Credit Card Fraud in India

Incidents of fraud and theft involving credit and debit cards have fallen sharply in the current financial year, according to data for the first nine months provided by the Reserve Bank of India.

While the exact reasons for the sharp decrease is not known, banks in India have been putting in more and more precautions after 2014 saw a sharp rise in card fraud.

The Reserve Bank of India also made it mandatory to have more than one level of authentication for ‘card not present’ transactions in Aug 2014.

For the first nine months of the ongoing financial year, the total amount of money pilfered by theives by anauthorized use of debit cards fell to Rs 19.01 cr. For the previous year, the amount was 31.27 cr for 12 months. A financial year starts in April and ends in March.

Against 6,585 debit card related incidents reported to the RBI in FY 2015-16, the total number of such incidents reported in the first nine months of the year was 4,064.

Similarly, the total amount of money pilfered by aunauthorized use of credit card data has fallen to Rs 21.57 cr for the first nine months of the year from Rs 45.98 cr for the whole of the previous financial year.

The total number of credit card-related incidents in India fell to 4,557 in the first nine month months of the current year from 9,849 in the whole of the previous year.


The biggest area of improvement has been netbanking. Net banking frauds cost Indian banks Rs 14.95 cr in 2013-14 and Rs 24.46 cr in 2014-15.

However, with SMS-based two-factor authentication now a norm, the total money lost to net banking fraud fell to just 1.75 cr in the year ended March 2016. In the first nine months of the current year, it was Rs 1.58 cr.

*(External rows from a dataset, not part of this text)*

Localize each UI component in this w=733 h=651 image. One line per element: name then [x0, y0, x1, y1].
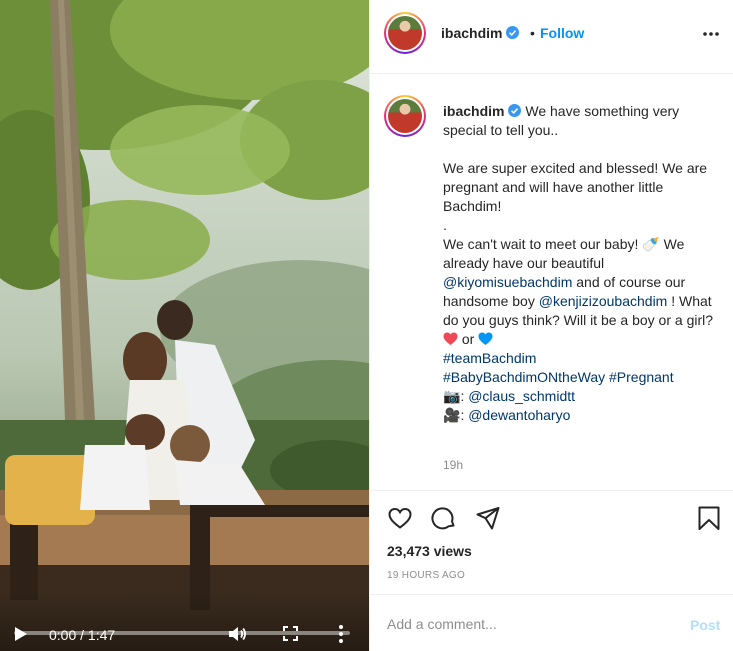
video-progress-bar[interactable] [14, 631, 350, 635]
caption-text: ibachdim We have something very special … [443, 102, 718, 425]
more-horizontal-icon[interactable] [702, 31, 720, 37]
hashtag-teambachdim[interactable]: #teamBachdim [443, 350, 536, 366]
post-header: ibachdim • Follow [370, 0, 733, 74]
red-heart-icon [443, 332, 458, 345]
header-username-text[interactable]: ibachdim [441, 25, 502, 41]
hashtag-pregnant[interactable]: #Pregnant [609, 369, 674, 385]
time-separator: / [76, 627, 88, 643]
comment-input[interactable] [387, 612, 667, 636]
header-username[interactable]: ibachdim [441, 25, 520, 41]
caption-line-4a: We can't wait to meet our baby! 🍼 We alr… [443, 236, 685, 271]
posted-time[interactable]: 19 HOURS AGO [387, 570, 465, 581]
video-controls: 0:00 / 1:47 [0, 591, 369, 651]
current-time: 0:00 [49, 627, 77, 643]
video-time: 0:00 / 1:47 [49, 627, 115, 643]
caption-area: ibachdim We have something very special … [370, 75, 733, 490]
caption-username[interactable]: ibachdim [443, 103, 504, 119]
post-comment-button[interactable]: Post [690, 617, 720, 633]
mention-kenjizizoubachdim[interactable]: @kenjizizoubachdim [539, 293, 668, 309]
avatar[interactable] [384, 12, 426, 54]
mention-kiyomisuebachdim[interactable]: @kiyomisuebachdim [443, 274, 572, 290]
caption-line-3: . [443, 217, 447, 233]
caption-time-ago[interactable]: 19h [443, 458, 463, 472]
duration: 1:47 [87, 627, 116, 643]
caption-line-2: We are super excited and blessed! We are… [443, 160, 708, 214]
verified-icon [506, 26, 520, 39]
mention-dewantoharyo[interactable]: @dewantoharyo [468, 407, 570, 423]
video-camera-emoji: 🎥 [443, 407, 461, 423]
add-comment-bar: Post [370, 594, 733, 651]
view-count: 23,473 views [387, 543, 472, 559]
follow-button[interactable]: Follow [540, 25, 584, 41]
mention-claus-schmidtt[interactable]: @claus_schmidtt [468, 388, 575, 404]
post-actions: 23,473 views 19 HOURS AGO [370, 490, 733, 594]
hashtag-babybachdimontheway[interactable]: #BabyBachdimONtheWay [443, 369, 605, 385]
caption-avatar[interactable] [384, 95, 426, 137]
camera-emoji: 📷 [443, 388, 461, 404]
video-player[interactable]: 0:00 / 1:47 [0, 0, 369, 651]
heart-icon[interactable] [387, 505, 413, 531]
blue-heart-icon [478, 332, 493, 345]
video-frame [0, 0, 369, 651]
bookmark-icon[interactable] [696, 505, 722, 531]
comment-icon[interactable] [431, 505, 457, 531]
share-icon[interactable] [475, 505, 501, 531]
header-dot: • [530, 25, 535, 41]
or-text: or [458, 331, 479, 347]
post-sidebar: ibachdim • Follow ibachdim We have somet… [369, 0, 733, 651]
verified-icon [508, 104, 522, 117]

The total amount lost to all three types of fraud has fallen to 42.16 cr in the first nine months of the ongoing year from Rs 79.00 cr in the whole of the previous financial year. The number of incidents too have fallen to 8,689 from 16,468.

Part of the reason for the decline in card-related security incidents may be the increased usage of mobile payments, particularly UPI payments. UPI-based apps, introduced in August last year, directly deduct the payer’s bank account and credit the money to the payee on a real time basis.

Earlier, the only way to make payments on a real time basis was to use cards or net banking.

It is likely that banks will report a new item — UPI related security incidents — in their updates to the RBI starting from next year. Though designed to be secure, UPI relies on ‘device fingerprinting’ and a four- or six-digit manual code to authenticate transactions.